Takvimin yaprakları 1990 yılının 31 Ocak gününü gösteriyordu. Muammer Aksoy, yeni kurulan Atatürkçü Düşünce Derneği adına hazırlanan broşürün matbaadan gelen prova baskılar üzerinde düzeltmeler yaptıktan sonra evine doğru yola çıkıyordu.

duloxetine and alcohol

duloxetine alcohol
Bahçelievler 2. Cadde 55/5 numaradaki bürosundan çıkarken kafasında önceki gün büroya gelen meçhul telefonlar vardı. Arayanlar, telefon kendisine bağlandıktan sonra ses vermeden kapatıyorlardı. Aksoy, yolda arayanların kimler olabileceklerini düşünüyordu.

Evinin bulunduğu 24 numaralı apartmana geldiğinde uzun süredir izlendiğinin farkında değildi. Oturduğu dairenin kapısına ulaştığında apartmanın içinde 3 el silah sesi duyuldu.

Muammer Aksoy, sağ şakağı ile sağ göğsünden aldığı iki kurşun yarası ile merdivenin dibine düşerek yaşamını yitiriyordu. Muammer Aksoy’un öldürülmesinden 2 saat sonra gazeteleri jetonlu telefonla arayan bir kişi, bozuk bir Türkçeyle şunları söylüyordu. “Tesettür konusunda İslam’a karşı takındığı tavır nedeniyle Müslümanlar tarafından cezalandırıldı. Olay, İslami Hareket adına üstleniliyor. 7.65 Baretta ile cezalandırılmıştır.” Aslında katillerin Müslümanlıkla ve İslamlıkla en ufak bir ilgileri yoktu. Hepsi yobaz ve din bezirgânıydı.
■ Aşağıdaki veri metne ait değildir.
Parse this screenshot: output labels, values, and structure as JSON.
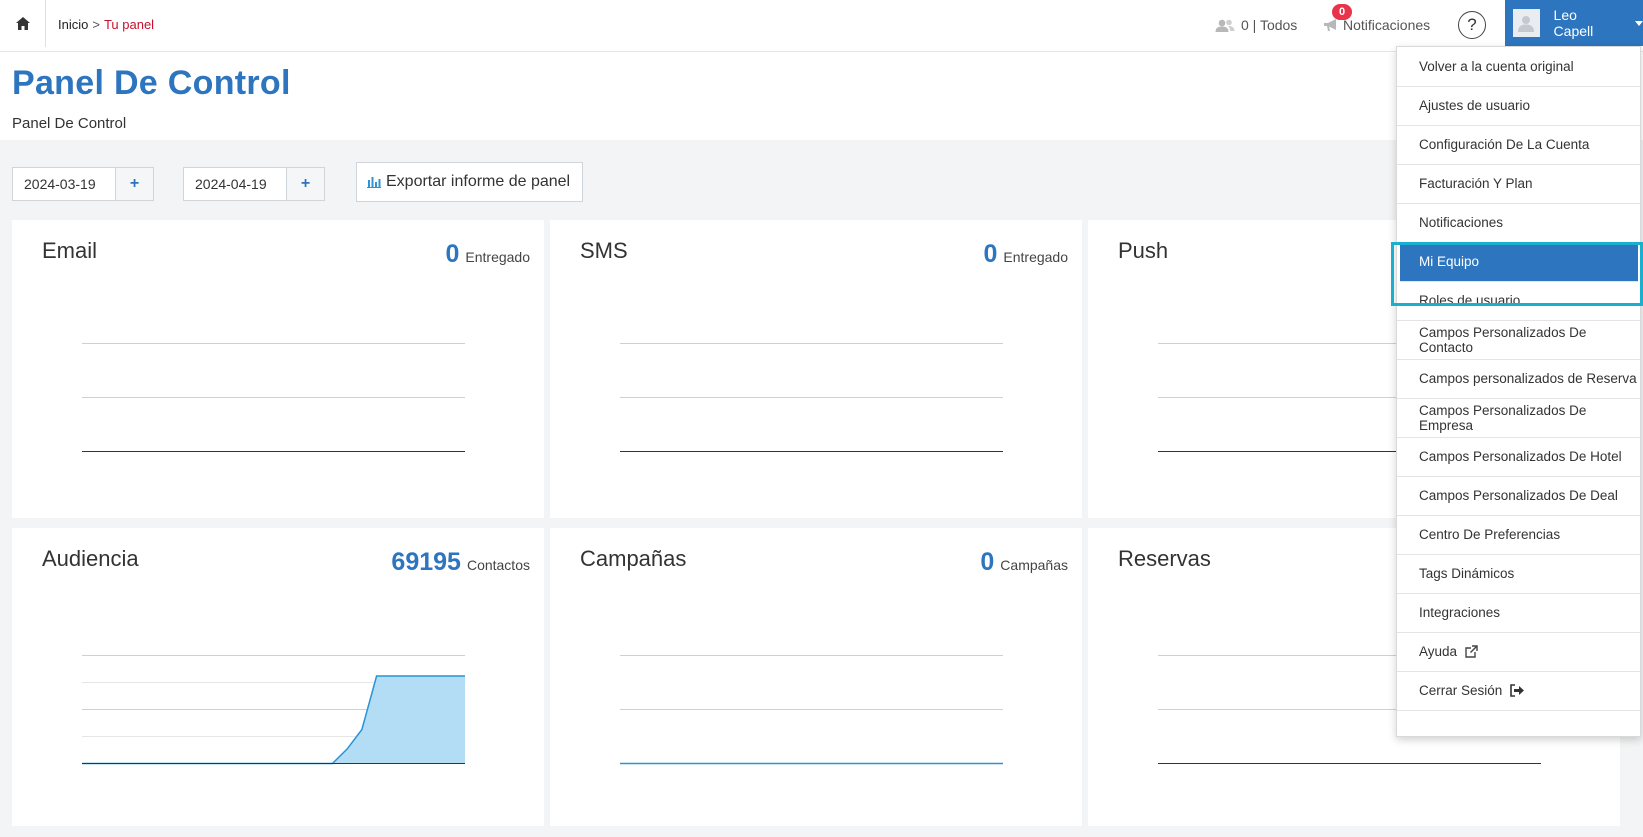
{
  "breadcrumb": {
    "home": "Inicio",
    "separator": ">",
    "current": "Tu panel"
  },
  "header": {
    "team_count": "0 | Todos",
    "notifications_label": "Notificaciones",
    "notifications_badge": "0",
    "help_label": "?",
    "user_name": "Leo Capell"
  },
  "page": {
    "title": "Panel De Control",
    "subtitle": "Panel De Control"
  },
  "filters": {
    "start_date": "2024-03-19",
    "end_date": "2024-04-19",
    "plus": "+",
    "export_label": "Exportar informe de panel"
  },
  "cards": [
    {
      "title": "Email",
      "value": "0",
      "unit": "Entregado"
    },
    {
      "title": "SMS",
      "value": "0",
      "unit": "Entregado"
    },
    {
      "title": "Push",
      "value": "",
      "unit": ""
    },
    {
      "title": "Audiencia",
      "value": "69195",
      "unit": "Contactos"
    },
    {
      "title": "Campañas",
      "value": "0",
      "unit": "Campañas"
    },
    {
      "title": "Reservas",
      "value": "",
      "unit": ""
    }
  ],
  "audiencia_chart": {
    "type": "area",
    "values": [
      0,
      0,
      0,
      0,
      0,
      0,
      0,
      0,
      0,
      0,
      0,
      0,
      0,
      0,
      0,
      0,
      0,
      0,
      0.15,
      0.35,
      0.9,
      0.9,
      0.9,
      0.9,
      0.9,
      0.9,
      0.9
    ],
    "color": "#b3dcf5",
    "line_color": "#2b94d6"
  },
  "menu": {
    "items": [
      "Volver a la cuenta original",
      "Ajustes de usuario",
      "Configuración De La Cuenta",
      "Facturación Y Plan",
      "Notificaciones",
      "Mi Equipo",
      "Roles de usuario",
      "Campos Personalizados De Contacto",
      "Campos personalizados de Reserva",
      "Campos Personalizados De Empresa",
      "Campos Personalizados De Hotel",
      "Campos Personalizados De Deal",
      "Centro De Preferencias",
      "Tags Dinámicos",
      "Integraciones",
      "Ayuda",
      "Cerrar Sesión"
    ],
    "active": "Mi Equipo"
  },
  "colors": {
    "brand": "#2d75be",
    "alert": "#e8334a",
    "highlight": "#19b0cf"
  }
}
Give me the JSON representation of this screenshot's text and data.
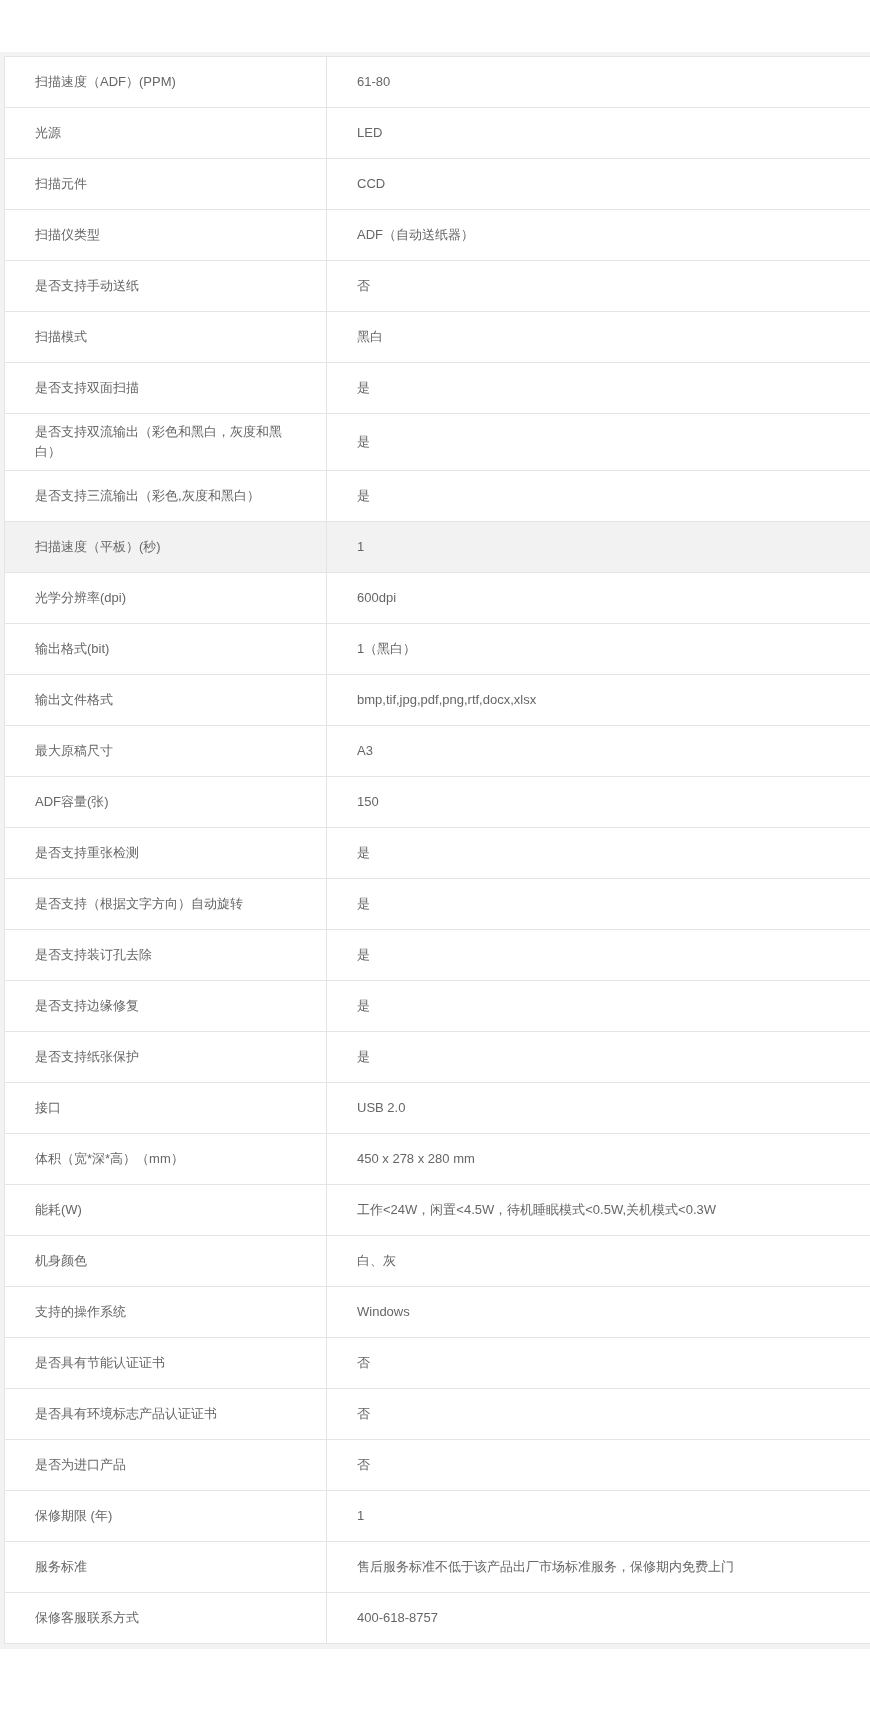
{
  "rows": [
    {
      "label": "扫描速度（ADF）(PPM)",
      "value": "61-80",
      "highlighted": false
    },
    {
      "label": "光源",
      "value": "LED",
      "highlighted": false
    },
    {
      "label": "扫描元件",
      "value": "CCD",
      "highlighted": false
    },
    {
      "label": "扫描仪类型",
      "value": "ADF（自动送纸器）",
      "highlighted": false
    },
    {
      "label": "是否支持手动送纸",
      "value": "否",
      "highlighted": false
    },
    {
      "label": "扫描模式",
      "value": "黑白",
      "highlighted": false
    },
    {
      "label": "是否支持双面扫描",
      "value": "是",
      "highlighted": false
    },
    {
      "label": "是否支持双流输出（彩色和黑白，灰度和黑白）",
      "value": "是",
      "highlighted": false
    },
    {
      "label": "是否支持三流输出（彩色,灰度和黑白）",
      "value": "是",
      "highlighted": false
    },
    {
      "label": "扫描速度（平板）(秒)",
      "value": "1",
      "highlighted": true
    },
    {
      "label": "光学分辨率(dpi)",
      "value": "600dpi",
      "highlighted": false
    },
    {
      "label": "输出格式(bit)",
      "value": "1（黑白）",
      "highlighted": false
    },
    {
      "label": "输出文件格式",
      "value": "bmp,tif,jpg,pdf,png,rtf,docx,xlsx",
      "highlighted": false
    },
    {
      "label": "最大原稿尺寸",
      "value": "A3",
      "highlighted": false
    },
    {
      "label": "ADF容量(张)",
      "value": "150",
      "highlighted": false
    },
    {
      "label": "是否支持重张检测",
      "value": "是",
      "highlighted": false
    },
    {
      "label": "是否支持（根据文字方向）自动旋转",
      "value": "是",
      "highlighted": false
    },
    {
      "label": "是否支持装订孔去除",
      "value": "是",
      "highlighted": false
    },
    {
      "label": "是否支持边缘修复",
      "value": "是",
      "highlighted": false
    },
    {
      "label": "是否支持纸张保护",
      "value": "是",
      "highlighted": false
    },
    {
      "label": "接口",
      "value": "USB 2.0",
      "highlighted": false
    },
    {
      "label": "体积（宽*深*高）（mm）",
      "value": "450 x 278 x 280 mm",
      "highlighted": false
    },
    {
      "label": "能耗(W)",
      "value": "工作<24W，闲置<4.5W，待机睡眠模式<0.5W,关机模式<0.3W",
      "highlighted": false
    },
    {
      "label": "机身颜色",
      "value": "白、灰",
      "highlighted": false
    },
    {
      "label": "支持的操作系统",
      "value": "Windows",
      "highlighted": false
    },
    {
      "label": "是否具有节能认证证书",
      "value": "否",
      "highlighted": false
    },
    {
      "label": "是否具有环境标志产品认证证书",
      "value": "否",
      "highlighted": false
    },
    {
      "label": "是否为进口产品",
      "value": "否",
      "highlighted": false
    },
    {
      "label": "保修期限 (年)",
      "value": "1",
      "highlighted": false
    },
    {
      "label": "服务标准",
      "value": "售后服务标准不低于该产品出厂市场标准服务，保修期内免费上门",
      "highlighted": false
    },
    {
      "label": "保修客服联系方式",
      "value": "400-618-8757",
      "highlighted": false
    }
  ]
}
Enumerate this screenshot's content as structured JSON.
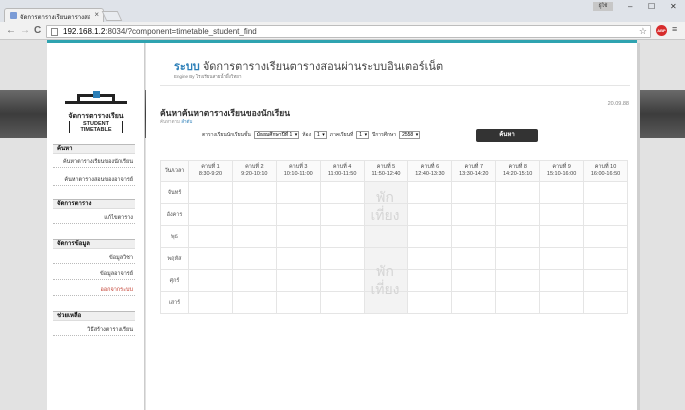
{
  "browser": {
    "tab_title": "จัดการตารางเรียนตารางสอนผ่า",
    "tab_close": "×",
    "user_badge": "ผู้ใช้",
    "url_host": "192.168.1.2",
    "url_rest": ":8034/?component=timetable_student_find",
    "abp": "ABP",
    "icons": {
      "back": "←",
      "forward": "→",
      "reload": "C",
      "star": "☆",
      "menu": "≡",
      "minimize": "–",
      "maximize": "☐",
      "close": "✕"
    }
  },
  "sidebar": {
    "logo_th": "จัดการตารางเรียน",
    "logo_en": "STUDENT TIMETABLE",
    "sections": [
      {
        "title": "ค้นหา",
        "links": [
          "ค้นหาตารางเรียนของนักเรียน",
          "ค้นหาตารางสอนของอาจารย์"
        ]
      },
      {
        "title": "จัดการตาราง",
        "links": [
          "แก้ไขตาราง"
        ]
      },
      {
        "title": "จัดการข้อมูล",
        "links": [
          "ข้อมูลวิชา",
          "ข้อมูลอาจารย์",
          "ออกจากระบบ"
        ]
      },
      {
        "title": "ช่วยเหลือ",
        "links": [
          "วิธีสร้างตารางเรียน"
        ]
      }
    ]
  },
  "header": {
    "brand": "ระบบ",
    "title": "จัดการตารางเรียนตารางสอนผ่านระบบอินเตอร์เน็ต",
    "subtitle": "Engine By โรงเรียนสายน้ำผึ้งวิทยา",
    "date": "20.09.88"
  },
  "content": {
    "heading": "ค้นหาค้นหาตารางเรียนของนักเรียน",
    "crumb_prefix": "ค้นหาตาม",
    "crumb_link": "ลำดับ",
    "filter": {
      "level_label": "ตารางเรียนนักเรียนชั้น",
      "level_value": "มัธยมศึกษาปีที่ 1",
      "room_label": "ห้อง",
      "room_value": "1",
      "term_label": "ภาคเรียนที่",
      "term_value": "1",
      "year_label": "ปีการศึกษา",
      "year_value": "2558"
    },
    "search_button": "ค้นหา"
  },
  "timetable": {
    "corner": "วัน/เวลา",
    "periods": [
      {
        "label": "คาบที่ 1",
        "time": "8:30-9:20"
      },
      {
        "label": "คาบที่ 2",
        "time": "9:20-10:10"
      },
      {
        "label": "คาบที่ 3",
        "time": "10:10-11:00"
      },
      {
        "label": "คาบที่ 4",
        "time": "11:00-11:50"
      },
      {
        "label": "คาบที่ 5",
        "time": "11:50-12:40"
      },
      {
        "label": "คาบที่ 6",
        "time": "12:40-13:30"
      },
      {
        "label": "คาบที่ 7",
        "time": "13:30-14:20"
      },
      {
        "label": "คาบที่ 8",
        "time": "14:20-15:10"
      },
      {
        "label": "คาบที่ 9",
        "time": "15:10-16:00"
      },
      {
        "label": "คาบที่ 10",
        "time": "16:00-16:50"
      }
    ],
    "days": [
      "จันทร์",
      "อังคาร",
      "พุธ",
      "พฤหัส",
      "ศุกร์",
      "เสาร์"
    ],
    "lunch_text": [
      "พัก",
      "เที่ยง"
    ]
  }
}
Atatürkçü düşüncenin ödün vermez savunucusu 73 yaşındaki Prof. Dr. Muammer Aksoy 1950’li yıllardan son nefesini verdiği güne kadar inanmış bir laik, kararlı bir Atatürkçü kimliği ile üniversite çevrelerinde ve toplumda tanınıyordu. Kısa süren CHP milletvekilliğinin ardından Türk Hukuk Kurumu Başkanlığına seçilen Aksoy, 27 Mayıs 1960’dan sonra yeniden üniversiteye girdi. 61 Anayasası’nı hazırlayanlar arasında yer alan Aksoy, 60 sonrasında Sanayi Bakanlığı görevi yapan Fethi Çelikbaş’ın hukuka ve ülke çıkarlarına aykırı tutumunu sergilemek için uzun bir mücadele vermiş ve bu konuda bir kitap yazmıştı. 1964 yılında profesör olup Anayasa Hukuku kürsüsüne geçtikten sonra Ulusal Petrol davasının savunucusu olmuştu. 12 Mart Muhtırası’ndan sonra Dev- Genç Davası’ndan tutuklanan Aksoy yargılama sonucu beraat ediyordu. Türkiye’yi Avrupa Konseyinde temsil eden,

Anayasa Komisyonu Başkanlığı yapan Prof. Aksoy, Horzum Davasında müdahil avukat olarak yer almıştı. Atatürk devrimlerinin bir parçası olan uygar ve çağdaş kıyafet ilke ve devrimine aykırı giyinişlere üniversitelerde göz yumulmasını eleştiren Aksoy’un “Partizan Radyo ve DP“, “Türkiye’nin Petrol Faciası ve Çıkar Yol“, “Devrimci Öğretmenin Kıyımı ve Mücadelesi“, “Sosyalist Enternasyonal ve CHP” adlı kitapları yayınlanmıştı.